Now up to the Courts
The arrests are only the beginning. The courts are not only going to decide whether the defendant is guilty – they will also create precedents for these types of cross-border crimes.
Observers of the illicit arms trade cheered when Monzer Al-Kassar received his 30-year sentence in February. Jacques Monsieur is in the dock in the US state of Alabama – he and his associates allegedly wired money to a bank in an Alabama city – and he pleaded guilty Nov. 24 to conspiracy to illegally export F-5 fighter jet engines and parts from the US to Iran. He faces up to five years in prison.

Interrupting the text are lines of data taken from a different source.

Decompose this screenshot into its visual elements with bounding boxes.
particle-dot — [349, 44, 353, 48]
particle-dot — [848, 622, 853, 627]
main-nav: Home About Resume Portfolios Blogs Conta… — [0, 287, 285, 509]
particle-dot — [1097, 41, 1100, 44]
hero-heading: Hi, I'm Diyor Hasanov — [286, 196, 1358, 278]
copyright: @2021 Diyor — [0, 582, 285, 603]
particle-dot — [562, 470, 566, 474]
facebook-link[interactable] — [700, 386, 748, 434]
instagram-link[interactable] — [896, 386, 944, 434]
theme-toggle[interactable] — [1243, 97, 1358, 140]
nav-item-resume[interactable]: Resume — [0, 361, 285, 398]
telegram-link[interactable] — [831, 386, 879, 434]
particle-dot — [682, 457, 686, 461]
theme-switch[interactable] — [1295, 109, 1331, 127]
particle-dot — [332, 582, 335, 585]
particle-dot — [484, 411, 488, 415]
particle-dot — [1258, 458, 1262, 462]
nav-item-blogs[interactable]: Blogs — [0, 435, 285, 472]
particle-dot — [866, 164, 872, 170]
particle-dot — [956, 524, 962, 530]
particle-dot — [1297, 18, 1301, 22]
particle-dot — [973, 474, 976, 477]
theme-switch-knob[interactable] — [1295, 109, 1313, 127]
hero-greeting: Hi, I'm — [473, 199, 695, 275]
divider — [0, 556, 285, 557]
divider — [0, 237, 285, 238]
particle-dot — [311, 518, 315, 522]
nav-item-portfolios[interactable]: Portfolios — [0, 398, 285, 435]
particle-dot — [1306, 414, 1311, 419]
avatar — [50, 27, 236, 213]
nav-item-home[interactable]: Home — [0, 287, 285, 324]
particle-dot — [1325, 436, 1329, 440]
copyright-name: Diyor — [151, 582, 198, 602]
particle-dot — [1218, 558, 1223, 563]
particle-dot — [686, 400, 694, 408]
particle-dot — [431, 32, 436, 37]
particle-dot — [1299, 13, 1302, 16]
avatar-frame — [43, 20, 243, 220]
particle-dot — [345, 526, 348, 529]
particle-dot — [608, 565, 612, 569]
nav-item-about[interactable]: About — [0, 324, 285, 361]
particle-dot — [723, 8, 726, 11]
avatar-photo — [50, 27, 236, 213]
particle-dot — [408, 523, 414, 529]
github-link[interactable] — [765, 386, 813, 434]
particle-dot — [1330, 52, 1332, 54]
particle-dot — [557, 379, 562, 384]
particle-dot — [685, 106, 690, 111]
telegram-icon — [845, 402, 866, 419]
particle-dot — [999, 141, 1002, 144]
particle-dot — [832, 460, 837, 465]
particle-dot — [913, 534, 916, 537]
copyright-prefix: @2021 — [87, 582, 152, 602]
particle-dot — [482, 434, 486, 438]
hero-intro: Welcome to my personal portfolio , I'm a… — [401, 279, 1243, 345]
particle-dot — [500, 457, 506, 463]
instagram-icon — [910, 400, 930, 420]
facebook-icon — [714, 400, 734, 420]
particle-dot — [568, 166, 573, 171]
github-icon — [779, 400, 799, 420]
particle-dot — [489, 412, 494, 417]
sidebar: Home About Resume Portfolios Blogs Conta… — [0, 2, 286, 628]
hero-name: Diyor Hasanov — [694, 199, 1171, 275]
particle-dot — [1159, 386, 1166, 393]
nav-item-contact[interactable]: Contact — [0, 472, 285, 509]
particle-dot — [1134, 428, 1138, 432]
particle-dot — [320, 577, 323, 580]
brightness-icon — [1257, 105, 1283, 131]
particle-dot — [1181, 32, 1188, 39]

Viktor Bout, however, has not moved from the Thai prison in which he’s been sitting since March 2008. Doug Farah, the Bout expert, said that though the Thai authorities were 100 percent part of the arrest, and that the arrest was legal there, Bout’s connections in Russia have trumped justice for the moment. In August, a Thai court was supposed to decide whether the US’s extradition treaty was valid, a bit of legalese before arranging to send Bout to the US for trial. But the judge ruled instead that the FARC is a political movement rather than a terrorist organization, and rejected the extradition request. There have been other reported judicial shenanigans, such as appellate judges secretly meeting with Bout and his lawyer. “The Russians …stepped in with large amounts of money and penetrated the judicial system,” Farah said.
Watching for convictions is what one arms-trade watcher said she’ll be doing in the coming months. “I wouldn’t want to sell the arrests short, because the arrests of arms dealers are worth popping a bottle of Champagne for; it’s just a bigger bottle if they get convicted,” said Andie Lambe, who heads London-based watchdog Global Witness’s campaign to end impunity for traffickers in arms, timber and diamonds.

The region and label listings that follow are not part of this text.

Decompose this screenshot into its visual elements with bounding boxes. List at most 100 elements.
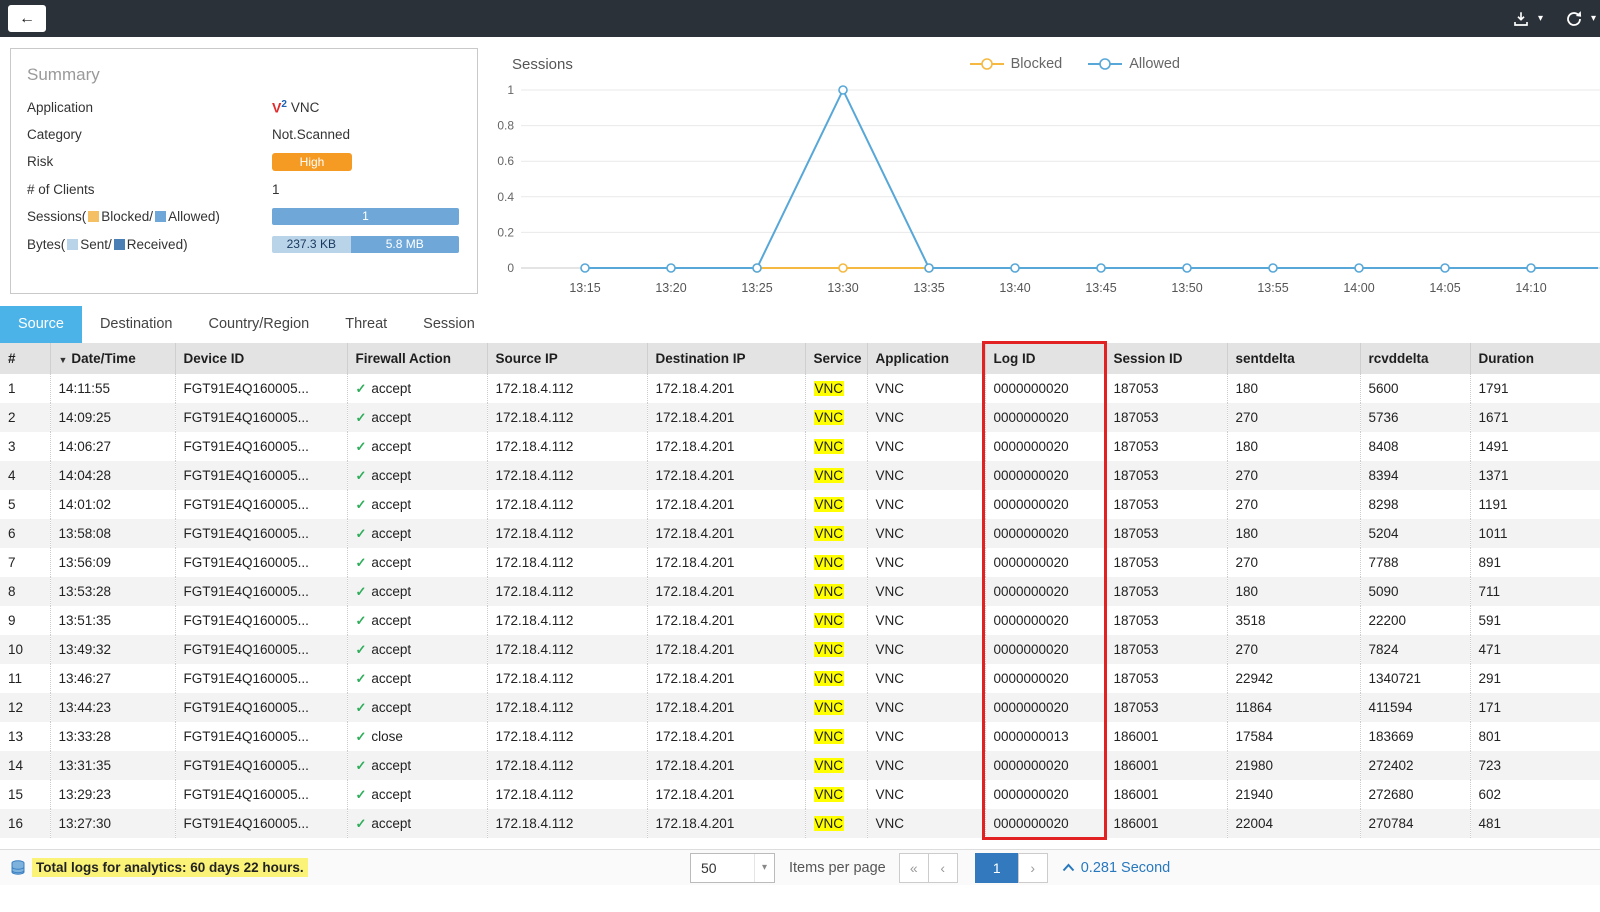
refresh-icon[interactable] <box>1563 8 1585 30</box>
cell-log_id: 0000000020 <box>985 635 1105 664</box>
cell-datetime: 13:53:28 <box>50 577 175 606</box>
cell-sentdelta: 180 <box>1227 374 1360 403</box>
svg-text:13:50: 13:50 <box>1171 281 1202 295</box>
column-header-rcvddelta[interactable]: rcvddelta <box>1360 343 1470 374</box>
column-header-application[interactable]: Application <box>867 343 985 374</box>
cell-service: VNC <box>805 722 867 751</box>
risk-badge: High <box>272 153 352 171</box>
download-icon[interactable] <box>1510 8 1532 30</box>
cell-service: VNC <box>805 490 867 519</box>
back-button[interactable]: ← <box>8 5 46 32</box>
items-per-page-select[interactable]: 50 ▾ <box>690 853 775 883</box>
cell-application: VNC <box>867 664 985 693</box>
service-highlight: VNC <box>814 700 845 715</box>
cell-service: VNC <box>805 432 867 461</box>
column-header-session_id[interactable]: Session ID <box>1105 343 1227 374</box>
service-highlight: VNC <box>814 555 845 570</box>
table-row[interactable]: 1313:33:28FGT91E4Q160005...✓close172.18.… <box>0 722 1600 751</box>
column-header-num[interactable]: # <box>0 343 50 374</box>
elapsed-time[interactable]: 0.281 Second <box>1062 860 1171 876</box>
cell-sentdelta: 270 <box>1227 635 1360 664</box>
svg-text:0.6: 0.6 <box>497 154 514 168</box>
table-row[interactable]: 1613:27:30FGT91E4Q160005...✓accept172.18… <box>0 809 1600 838</box>
cell-action: ✓accept <box>347 751 487 780</box>
cell-device: FGT91E4Q160005... <box>175 635 347 664</box>
legend-blocked[interactable]: Blocked <box>970 56 1063 72</box>
table-row[interactable]: 514:01:02FGT91E4Q160005...✓accept172.18.… <box>0 490 1600 519</box>
cell-rcvddelta: 5090 <box>1360 577 1470 606</box>
cell-session_id: 187053 <box>1105 606 1227 635</box>
cell-sentdelta: 21940 <box>1227 780 1360 809</box>
table-row[interactable]: 1113:46:27FGT91E4Q160005...✓accept172.18… <box>0 664 1600 693</box>
cell-num: 14 <box>0 751 50 780</box>
cell-device: FGT91E4Q160005... <box>175 664 347 693</box>
column-header-service[interactable]: Service <box>805 343 867 374</box>
download-caret-icon[interactable]: ▾ <box>1538 13 1543 24</box>
cell-device: FGT91E4Q160005... <box>175 606 347 635</box>
cell-sentdelta: 180 <box>1227 519 1360 548</box>
table-row[interactable]: 314:06:27FGT91E4Q160005...✓accept172.18.… <box>0 432 1600 461</box>
bytes-received-value: 5.8 MB <box>351 236 459 253</box>
column-header-duration[interactable]: Duration <box>1470 343 1600 374</box>
tab-destination[interactable]: Destination <box>82 306 191 343</box>
table-row[interactable]: 813:53:28FGT91E4Q160005...✓accept172.18.… <box>0 577 1600 606</box>
tab-source[interactable]: Source <box>0 306 82 343</box>
cell-rcvddelta: 272680 <box>1360 780 1470 809</box>
tab-threat[interactable]: Threat <box>327 306 405 343</box>
svg-text:0: 0 <box>507 261 514 275</box>
summary-panel: Summary Application V2 VNC Category Not.… <box>10 48 478 294</box>
column-header-log_id[interactable]: Log ID <box>985 343 1105 374</box>
footer-controls: 50 ▾ Items per page « ‹ 1 › 0.281 Second <box>690 853 1170 883</box>
table-row[interactable]: 114:11:55FGT91E4Q160005...✓accept172.18.… <box>0 374 1600 403</box>
cell-sentdelta: 21980 <box>1227 751 1360 780</box>
prev-page-button[interactable]: ‹ <box>928 853 958 883</box>
column-header-action[interactable]: Firewall Action <box>347 343 487 374</box>
cell-session_id: 187053 <box>1105 548 1227 577</box>
cell-rcvddelta: 1340721 <box>1360 664 1470 693</box>
legend-allowed[interactable]: Allowed <box>1088 56 1180 72</box>
table-row[interactable]: 414:04:28FGT91E4Q160005...✓accept172.18.… <box>0 461 1600 490</box>
table-row[interactable]: 613:58:08FGT91E4Q160005...✓accept172.18.… <box>0 519 1600 548</box>
table-row[interactable]: 1513:29:23FGT91E4Q160005...✓accept172.18… <box>0 780 1600 809</box>
column-header-source_ip[interactable]: Source IP <box>487 343 647 374</box>
cell-dest_ip: 172.18.4.201 <box>647 664 805 693</box>
column-header-dest_ip[interactable]: Destination IP <box>647 343 805 374</box>
check-icon: ✓ <box>356 410 367 425</box>
cell-num: 11 <box>0 664 50 693</box>
table-row[interactable]: 214:09:25FGT91E4Q160005...✓accept172.18.… <box>0 403 1600 432</box>
cell-dest_ip: 172.18.4.201 <box>647 461 805 490</box>
cell-log_id: 0000000013 <box>985 722 1105 751</box>
table-row[interactable]: 1213:44:23FGT91E4Q160005...✓accept172.18… <box>0 693 1600 722</box>
tab-country-region[interactable]: Country/Region <box>191 306 328 343</box>
table-row[interactable]: 713:56:09FGT91E4Q160005...✓accept172.18.… <box>0 548 1600 577</box>
tab-session[interactable]: Session <box>405 306 493 343</box>
cell-device: FGT91E4Q160005... <box>175 577 347 606</box>
cell-application: VNC <box>867 548 985 577</box>
more-caret-icon[interactable]: ▾ <box>1591 13 1596 24</box>
cell-dest_ip: 172.18.4.201 <box>647 519 805 548</box>
cell-service: VNC <box>805 577 867 606</box>
cell-service: VNC <box>805 751 867 780</box>
column-header-device[interactable]: Device ID <box>175 343 347 374</box>
cell-datetime: 13:27:30 <box>50 809 175 838</box>
service-highlight: VNC <box>814 758 845 773</box>
table-row[interactable]: 1013:49:32FGT91E4Q160005...✓accept172.18… <box>0 635 1600 664</box>
cell-service: VNC <box>805 461 867 490</box>
column-header-datetime[interactable]: ▼Date/Time <box>50 343 175 374</box>
first-page-button[interactable]: « <box>899 853 929 883</box>
table-row[interactable]: 1413:31:35FGT91E4Q160005...✓accept172.18… <box>0 751 1600 780</box>
cell-log_id: 0000000020 <box>985 519 1105 548</box>
column-header-sentdelta[interactable]: sentdelta <box>1227 343 1360 374</box>
cell-num: 6 <box>0 519 50 548</box>
cell-duration: 801 <box>1470 722 1600 751</box>
legend-label: Blocked <box>1011 56 1063 72</box>
next-page-button[interactable]: › <box>1018 853 1048 883</box>
cell-duration: 171 <box>1470 693 1600 722</box>
cell-source_ip: 172.18.4.112 <box>487 693 647 722</box>
table-row[interactable]: 913:51:35FGT91E4Q160005...✓accept172.18.… <box>0 606 1600 635</box>
current-page-button[interactable]: 1 <box>975 853 1019 883</box>
cell-duration: 1371 <box>1470 461 1600 490</box>
bytes-sent-value: 237.3 KB <box>272 236 351 253</box>
cell-sentdelta: 270 <box>1227 403 1360 432</box>
chevron-up-icon <box>1062 863 1075 872</box>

One notorious case – that of Ukrainian-born arms dealer Leonid Minin – may give Lambe reason for skepticism. In the late summer of 2000, police in a Milan suburb got a tip that they should look into a cocaine party in progress at a local hotel. When the police arrived, they found Minin in the hotel room with four prostitutes, 58 grams of cocaine, $150,000 in cash, half a million dollars in diamonds, and thousands of documents pertaining to his businesses in timber, oil, diamonds and guns. “It’s the smoking gun dream that most police and prosecutors have,” Lambe said. But Minin walked. He was neither an Italian citizen, nor did any arms trafficking take place in Italy, so he couldn’t be convicted of arms trafficking under that country’s laws.
Political Will Developing
Minin’s case then, and Viktor Bout’s case today, can sour activists like Lambe. But she also pointed out that recent years have seen indictments over complicated alleged transnational crimes that 10 years ago would never have been attempted. Former Liberian president Charles Taylor is facing a war crimes trial in The Hague. In October, a French court sentenced two businessmen to six years in prison for shipping nearly $800 million in weapons to Angola in the 1990s. And earlier this month, Britain sentenced one of its millionaire businessmen to nearly three years in jail for selling amphibious vehicles to Sudan.
“There’s political will developing. If jurisdictions know that other jurisdictions are trying, then it gives them a boost,” Lambe said. “There appears to be greater international cooperation on a lot of different issues, not just arms trafficking. It’s a chicken and egg situation – greater cooperation equals greater cooperation, which equals successes which equals greater cooperation. I feel like generally there’s a greater cooperation than before, though there is still a long way to go.”
James Soiles, the DEA agent, thinks everyone can do better. “Guys like Bout and Kassar, they’re the fuel – without the weapons you don’t have the mayhem,” he said. “We have to do better at closing the gaps. By ‘we,’ I’m not saying DEA or the US government, I’m talking globally – all of our countries have to do better.”